The school, at 1508 Rayon Drive, was purchased by the task force control group from Wood County Schools in 2004 for $5. It became the Parkersburg/Wood County Law Enforcement Training Center and has been used for S.W.A.T., K-9, firearms and other kinds of training.
It once housed a Parkersburg Police substation, and there is a gym for law enforcement officers in the basement.
For now, the building is still being used for training and the gym remains open, but it will no longer serve as the base of operations for the task force, which is a joint effort of the Parkersburg and Vienna police departments, Wood County Sheriff’s and Prosecutor’s offices and the West Virginia State Police.
“This move was made possible because of the availability of another government-owned facility that dramatically reduces the overhead costs of the task force,” Wood County Prosecutor Jason Wharton said in an email Monday. “The reduction in overhead expenses as a result of the move will permit the task force to focus virtually all of its funding on drug investigations and enforcement.”

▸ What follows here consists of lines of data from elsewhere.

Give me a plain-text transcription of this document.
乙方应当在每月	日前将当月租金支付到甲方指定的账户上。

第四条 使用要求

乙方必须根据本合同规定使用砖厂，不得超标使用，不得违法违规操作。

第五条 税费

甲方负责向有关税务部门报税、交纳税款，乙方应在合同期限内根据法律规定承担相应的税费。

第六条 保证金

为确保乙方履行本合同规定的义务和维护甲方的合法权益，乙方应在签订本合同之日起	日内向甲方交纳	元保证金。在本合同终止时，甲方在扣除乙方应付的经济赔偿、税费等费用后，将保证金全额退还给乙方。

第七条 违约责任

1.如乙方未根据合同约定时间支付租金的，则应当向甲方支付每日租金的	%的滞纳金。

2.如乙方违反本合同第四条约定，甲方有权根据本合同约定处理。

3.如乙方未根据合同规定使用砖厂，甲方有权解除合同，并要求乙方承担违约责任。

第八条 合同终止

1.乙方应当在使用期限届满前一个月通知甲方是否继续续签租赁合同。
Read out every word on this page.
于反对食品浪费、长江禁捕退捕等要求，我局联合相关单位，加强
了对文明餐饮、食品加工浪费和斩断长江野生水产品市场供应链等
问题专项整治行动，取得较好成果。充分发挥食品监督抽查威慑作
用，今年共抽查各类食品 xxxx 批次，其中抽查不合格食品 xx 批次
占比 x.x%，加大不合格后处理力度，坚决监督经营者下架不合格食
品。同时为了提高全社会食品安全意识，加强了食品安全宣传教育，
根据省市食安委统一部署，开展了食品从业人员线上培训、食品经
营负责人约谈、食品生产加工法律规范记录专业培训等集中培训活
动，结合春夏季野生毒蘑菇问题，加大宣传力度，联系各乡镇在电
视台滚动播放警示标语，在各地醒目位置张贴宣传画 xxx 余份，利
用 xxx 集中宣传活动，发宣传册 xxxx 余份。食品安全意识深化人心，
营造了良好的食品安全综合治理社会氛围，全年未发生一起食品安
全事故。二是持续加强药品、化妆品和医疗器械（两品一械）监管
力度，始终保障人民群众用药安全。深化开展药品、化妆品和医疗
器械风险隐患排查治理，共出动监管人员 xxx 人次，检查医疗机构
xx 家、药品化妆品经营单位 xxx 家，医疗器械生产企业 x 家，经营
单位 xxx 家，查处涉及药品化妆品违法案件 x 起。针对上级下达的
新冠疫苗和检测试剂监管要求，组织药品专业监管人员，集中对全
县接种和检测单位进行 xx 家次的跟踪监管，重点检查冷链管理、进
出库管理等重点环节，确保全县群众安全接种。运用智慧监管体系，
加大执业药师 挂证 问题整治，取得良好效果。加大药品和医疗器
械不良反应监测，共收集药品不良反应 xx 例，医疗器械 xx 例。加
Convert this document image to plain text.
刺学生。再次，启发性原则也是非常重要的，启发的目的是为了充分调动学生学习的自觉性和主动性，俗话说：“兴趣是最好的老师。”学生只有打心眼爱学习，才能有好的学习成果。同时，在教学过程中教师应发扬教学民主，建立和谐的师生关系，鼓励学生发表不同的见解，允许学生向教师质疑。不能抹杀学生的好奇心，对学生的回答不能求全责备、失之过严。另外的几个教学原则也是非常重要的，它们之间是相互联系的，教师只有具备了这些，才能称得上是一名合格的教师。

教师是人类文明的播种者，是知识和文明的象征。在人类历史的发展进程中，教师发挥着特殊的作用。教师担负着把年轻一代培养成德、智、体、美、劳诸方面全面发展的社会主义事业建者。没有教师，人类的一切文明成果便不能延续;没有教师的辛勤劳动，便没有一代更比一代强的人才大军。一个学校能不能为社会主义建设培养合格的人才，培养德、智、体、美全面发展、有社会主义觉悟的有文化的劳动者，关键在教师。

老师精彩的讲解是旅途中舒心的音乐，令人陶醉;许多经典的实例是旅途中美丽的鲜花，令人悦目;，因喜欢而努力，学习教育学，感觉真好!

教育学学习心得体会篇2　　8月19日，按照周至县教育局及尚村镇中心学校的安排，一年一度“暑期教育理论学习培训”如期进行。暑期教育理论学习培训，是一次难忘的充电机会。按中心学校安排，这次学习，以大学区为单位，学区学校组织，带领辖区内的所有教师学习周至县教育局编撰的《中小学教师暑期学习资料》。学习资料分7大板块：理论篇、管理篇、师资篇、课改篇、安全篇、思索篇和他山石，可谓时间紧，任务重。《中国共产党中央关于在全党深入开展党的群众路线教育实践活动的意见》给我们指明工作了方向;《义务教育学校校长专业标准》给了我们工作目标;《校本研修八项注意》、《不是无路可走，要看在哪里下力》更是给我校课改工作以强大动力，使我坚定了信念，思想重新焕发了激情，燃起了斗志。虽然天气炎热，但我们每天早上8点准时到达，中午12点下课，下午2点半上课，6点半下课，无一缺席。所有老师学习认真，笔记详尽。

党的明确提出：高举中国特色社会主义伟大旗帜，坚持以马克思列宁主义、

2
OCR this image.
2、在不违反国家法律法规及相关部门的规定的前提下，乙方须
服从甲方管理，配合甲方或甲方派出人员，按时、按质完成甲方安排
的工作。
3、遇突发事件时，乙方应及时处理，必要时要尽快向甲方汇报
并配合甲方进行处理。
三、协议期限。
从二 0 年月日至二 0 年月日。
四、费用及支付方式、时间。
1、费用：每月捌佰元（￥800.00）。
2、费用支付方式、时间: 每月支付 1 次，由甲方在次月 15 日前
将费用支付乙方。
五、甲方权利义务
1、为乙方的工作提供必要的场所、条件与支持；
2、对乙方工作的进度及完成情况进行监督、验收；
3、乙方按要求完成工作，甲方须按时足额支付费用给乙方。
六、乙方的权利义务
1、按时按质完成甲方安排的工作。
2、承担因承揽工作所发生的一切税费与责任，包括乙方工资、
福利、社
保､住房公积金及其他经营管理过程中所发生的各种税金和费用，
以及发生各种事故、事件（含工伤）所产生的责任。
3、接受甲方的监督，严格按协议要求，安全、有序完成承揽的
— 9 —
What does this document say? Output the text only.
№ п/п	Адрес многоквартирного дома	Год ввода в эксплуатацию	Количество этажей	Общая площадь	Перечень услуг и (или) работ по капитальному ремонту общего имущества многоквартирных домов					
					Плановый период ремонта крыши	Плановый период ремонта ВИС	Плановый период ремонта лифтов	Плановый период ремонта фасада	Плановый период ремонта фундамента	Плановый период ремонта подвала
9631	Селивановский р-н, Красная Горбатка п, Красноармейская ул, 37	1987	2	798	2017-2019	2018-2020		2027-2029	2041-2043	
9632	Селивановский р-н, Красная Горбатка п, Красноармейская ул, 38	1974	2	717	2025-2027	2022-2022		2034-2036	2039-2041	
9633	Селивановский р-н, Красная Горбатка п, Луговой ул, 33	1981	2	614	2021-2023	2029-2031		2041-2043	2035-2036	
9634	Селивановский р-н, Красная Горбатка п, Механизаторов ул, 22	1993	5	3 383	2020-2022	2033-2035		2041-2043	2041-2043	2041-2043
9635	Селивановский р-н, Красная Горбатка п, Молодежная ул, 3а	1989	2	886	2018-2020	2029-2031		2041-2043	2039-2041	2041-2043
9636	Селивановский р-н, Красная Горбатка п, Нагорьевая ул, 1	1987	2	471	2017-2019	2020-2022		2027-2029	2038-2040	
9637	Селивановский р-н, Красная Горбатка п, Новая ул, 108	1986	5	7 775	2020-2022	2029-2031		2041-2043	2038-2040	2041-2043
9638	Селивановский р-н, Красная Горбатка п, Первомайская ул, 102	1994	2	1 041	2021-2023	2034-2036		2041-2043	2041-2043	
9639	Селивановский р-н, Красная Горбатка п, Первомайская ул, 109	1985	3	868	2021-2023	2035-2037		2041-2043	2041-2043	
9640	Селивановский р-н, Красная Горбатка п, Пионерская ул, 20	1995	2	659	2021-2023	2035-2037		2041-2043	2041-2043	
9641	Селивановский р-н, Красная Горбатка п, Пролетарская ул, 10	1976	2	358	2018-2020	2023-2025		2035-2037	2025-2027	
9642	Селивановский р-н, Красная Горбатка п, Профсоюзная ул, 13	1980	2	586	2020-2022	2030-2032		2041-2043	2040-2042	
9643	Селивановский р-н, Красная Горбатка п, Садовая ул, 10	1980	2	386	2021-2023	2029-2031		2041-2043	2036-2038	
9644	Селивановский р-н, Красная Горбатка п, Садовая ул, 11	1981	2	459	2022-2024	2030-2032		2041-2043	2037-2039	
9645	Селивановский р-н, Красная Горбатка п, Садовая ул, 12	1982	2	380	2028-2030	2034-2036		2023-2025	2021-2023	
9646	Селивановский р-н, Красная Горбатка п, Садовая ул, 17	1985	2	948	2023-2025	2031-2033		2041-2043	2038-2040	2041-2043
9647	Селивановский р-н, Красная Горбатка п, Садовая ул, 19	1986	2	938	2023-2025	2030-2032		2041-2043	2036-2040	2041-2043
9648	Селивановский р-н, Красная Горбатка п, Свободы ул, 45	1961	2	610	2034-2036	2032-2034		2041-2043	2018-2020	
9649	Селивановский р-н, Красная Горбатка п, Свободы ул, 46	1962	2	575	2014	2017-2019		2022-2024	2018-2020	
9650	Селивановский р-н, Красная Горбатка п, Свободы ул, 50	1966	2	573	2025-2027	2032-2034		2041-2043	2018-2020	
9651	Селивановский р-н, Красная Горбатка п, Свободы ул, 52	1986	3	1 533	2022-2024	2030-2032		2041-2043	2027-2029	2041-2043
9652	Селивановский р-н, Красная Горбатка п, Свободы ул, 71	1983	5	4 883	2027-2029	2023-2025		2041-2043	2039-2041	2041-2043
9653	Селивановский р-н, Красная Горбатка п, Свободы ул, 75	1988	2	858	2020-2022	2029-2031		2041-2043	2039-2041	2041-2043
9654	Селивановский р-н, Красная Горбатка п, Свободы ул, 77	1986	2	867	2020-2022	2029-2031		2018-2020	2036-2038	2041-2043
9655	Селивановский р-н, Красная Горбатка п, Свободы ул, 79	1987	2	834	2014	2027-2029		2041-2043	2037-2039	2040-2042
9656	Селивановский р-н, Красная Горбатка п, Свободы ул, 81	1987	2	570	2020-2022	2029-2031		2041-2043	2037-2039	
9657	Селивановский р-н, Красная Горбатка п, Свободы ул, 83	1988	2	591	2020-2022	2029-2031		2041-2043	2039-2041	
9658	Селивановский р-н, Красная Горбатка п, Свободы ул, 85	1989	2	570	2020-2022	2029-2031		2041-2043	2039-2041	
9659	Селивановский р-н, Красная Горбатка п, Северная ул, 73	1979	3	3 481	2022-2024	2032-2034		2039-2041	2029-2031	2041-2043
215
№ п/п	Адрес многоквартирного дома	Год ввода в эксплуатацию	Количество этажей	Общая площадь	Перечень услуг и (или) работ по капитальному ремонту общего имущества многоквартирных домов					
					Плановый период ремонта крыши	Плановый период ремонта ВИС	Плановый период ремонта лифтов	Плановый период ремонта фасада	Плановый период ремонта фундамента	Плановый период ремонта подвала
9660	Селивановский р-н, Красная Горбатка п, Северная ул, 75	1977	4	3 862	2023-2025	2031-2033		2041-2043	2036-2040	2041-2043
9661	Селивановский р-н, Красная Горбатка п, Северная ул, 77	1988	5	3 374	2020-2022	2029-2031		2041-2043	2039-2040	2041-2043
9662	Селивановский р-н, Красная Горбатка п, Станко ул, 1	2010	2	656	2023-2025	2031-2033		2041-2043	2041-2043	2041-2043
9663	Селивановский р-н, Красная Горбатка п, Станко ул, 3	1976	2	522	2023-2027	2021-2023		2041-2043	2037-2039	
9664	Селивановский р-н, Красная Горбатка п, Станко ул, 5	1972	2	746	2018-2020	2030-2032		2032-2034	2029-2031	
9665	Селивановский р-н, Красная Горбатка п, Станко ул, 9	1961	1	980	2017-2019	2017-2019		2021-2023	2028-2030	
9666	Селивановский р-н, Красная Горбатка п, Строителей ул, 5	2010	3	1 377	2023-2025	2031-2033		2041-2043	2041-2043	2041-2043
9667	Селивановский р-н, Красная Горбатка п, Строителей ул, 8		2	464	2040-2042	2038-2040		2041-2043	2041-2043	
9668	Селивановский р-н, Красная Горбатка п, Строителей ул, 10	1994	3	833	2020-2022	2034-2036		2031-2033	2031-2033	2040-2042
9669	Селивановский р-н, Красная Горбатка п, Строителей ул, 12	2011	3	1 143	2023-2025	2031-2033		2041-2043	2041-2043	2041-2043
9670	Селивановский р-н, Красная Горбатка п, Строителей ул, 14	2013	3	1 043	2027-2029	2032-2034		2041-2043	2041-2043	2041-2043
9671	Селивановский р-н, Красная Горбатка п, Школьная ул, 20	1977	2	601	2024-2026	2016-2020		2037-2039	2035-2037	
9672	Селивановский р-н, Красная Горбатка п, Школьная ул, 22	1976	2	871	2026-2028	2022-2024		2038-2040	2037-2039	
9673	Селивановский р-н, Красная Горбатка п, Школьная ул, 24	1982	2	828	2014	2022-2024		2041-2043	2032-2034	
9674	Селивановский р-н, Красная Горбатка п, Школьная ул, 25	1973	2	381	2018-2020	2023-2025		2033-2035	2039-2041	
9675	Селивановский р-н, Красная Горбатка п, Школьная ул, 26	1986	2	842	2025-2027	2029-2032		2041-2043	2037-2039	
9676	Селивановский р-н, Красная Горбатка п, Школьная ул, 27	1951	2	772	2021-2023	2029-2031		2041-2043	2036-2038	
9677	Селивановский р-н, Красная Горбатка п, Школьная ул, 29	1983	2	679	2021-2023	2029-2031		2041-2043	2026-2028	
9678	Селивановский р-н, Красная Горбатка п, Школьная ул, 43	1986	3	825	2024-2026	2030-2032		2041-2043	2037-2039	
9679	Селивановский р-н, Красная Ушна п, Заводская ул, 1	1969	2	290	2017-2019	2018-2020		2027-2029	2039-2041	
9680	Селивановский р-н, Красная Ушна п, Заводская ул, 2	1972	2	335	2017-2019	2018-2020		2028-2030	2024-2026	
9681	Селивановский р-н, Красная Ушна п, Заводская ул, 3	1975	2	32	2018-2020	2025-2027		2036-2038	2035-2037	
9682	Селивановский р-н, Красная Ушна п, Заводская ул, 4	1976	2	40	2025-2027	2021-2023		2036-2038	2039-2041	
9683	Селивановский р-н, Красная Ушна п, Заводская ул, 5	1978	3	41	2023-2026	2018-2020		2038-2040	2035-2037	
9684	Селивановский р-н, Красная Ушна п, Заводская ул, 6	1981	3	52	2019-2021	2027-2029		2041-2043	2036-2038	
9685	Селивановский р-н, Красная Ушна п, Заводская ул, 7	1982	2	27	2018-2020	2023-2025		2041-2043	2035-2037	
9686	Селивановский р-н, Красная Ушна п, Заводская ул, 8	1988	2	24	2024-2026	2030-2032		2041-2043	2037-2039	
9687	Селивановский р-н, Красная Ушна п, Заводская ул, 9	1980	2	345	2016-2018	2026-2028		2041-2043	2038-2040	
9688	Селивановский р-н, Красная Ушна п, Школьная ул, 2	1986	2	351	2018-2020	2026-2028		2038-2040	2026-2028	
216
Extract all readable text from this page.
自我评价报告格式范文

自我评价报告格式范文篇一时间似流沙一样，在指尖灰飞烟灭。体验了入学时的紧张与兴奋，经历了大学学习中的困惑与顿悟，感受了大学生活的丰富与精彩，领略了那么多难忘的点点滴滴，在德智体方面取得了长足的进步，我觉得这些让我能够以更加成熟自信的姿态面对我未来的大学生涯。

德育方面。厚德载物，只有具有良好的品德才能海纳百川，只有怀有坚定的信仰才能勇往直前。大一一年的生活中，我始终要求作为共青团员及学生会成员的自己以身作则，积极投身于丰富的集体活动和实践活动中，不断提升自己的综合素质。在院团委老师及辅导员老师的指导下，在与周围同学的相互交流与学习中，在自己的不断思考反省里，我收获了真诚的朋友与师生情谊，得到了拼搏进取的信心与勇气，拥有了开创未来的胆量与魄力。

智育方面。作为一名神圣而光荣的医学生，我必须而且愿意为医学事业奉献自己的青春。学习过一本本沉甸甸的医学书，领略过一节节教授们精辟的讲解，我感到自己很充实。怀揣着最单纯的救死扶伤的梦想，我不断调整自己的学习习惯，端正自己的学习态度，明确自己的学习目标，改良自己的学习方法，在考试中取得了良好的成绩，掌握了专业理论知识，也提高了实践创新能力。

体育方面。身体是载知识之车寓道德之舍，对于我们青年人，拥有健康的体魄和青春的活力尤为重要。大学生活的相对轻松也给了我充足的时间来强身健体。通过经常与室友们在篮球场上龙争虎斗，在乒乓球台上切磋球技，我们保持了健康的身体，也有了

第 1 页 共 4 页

Those funding figures were not immediately available Monday.
Parkersburg Police Chief Joe Martin said the task force will not have to pay for any utilities at its new location, which he and Wharton declined to reveal, citing “operational security.”
“Utilities were a huge burden” at the former school, Martin said, describing heating costs in the winter as “astronomical” before the decision to not heat the main building was made several years ago.
The deed from the sale 10 years ago stipulates that the building would revert to Wood County Schools if it was no longer used for law enforcement purposes. District officials did not return calls seeking comment Monday afternoon.
Wharton said school board President Tim Yeater had been notified unofficially that the reversion would likely take place in the near future. But Martin said it’s possible another law enforcement agency could take it over.
It wouldn’t be a cheap proposition.
“That building really needs a lot of work,” Martin said. “It’s a money pit, basically.”
Still, the chief said the building has been an asset and he would not rule out recommending the city take it on.
“Obviously, funding is always going to be the drive behind any decision that we do make,” he said. “I’d have to confer with the mayor and City Council as well.”
While the building is structurally sound, Martin said some maintenance has fallen through the cracks over the years. In addition to the heating difficulties, new paint is needed, among other things, he said.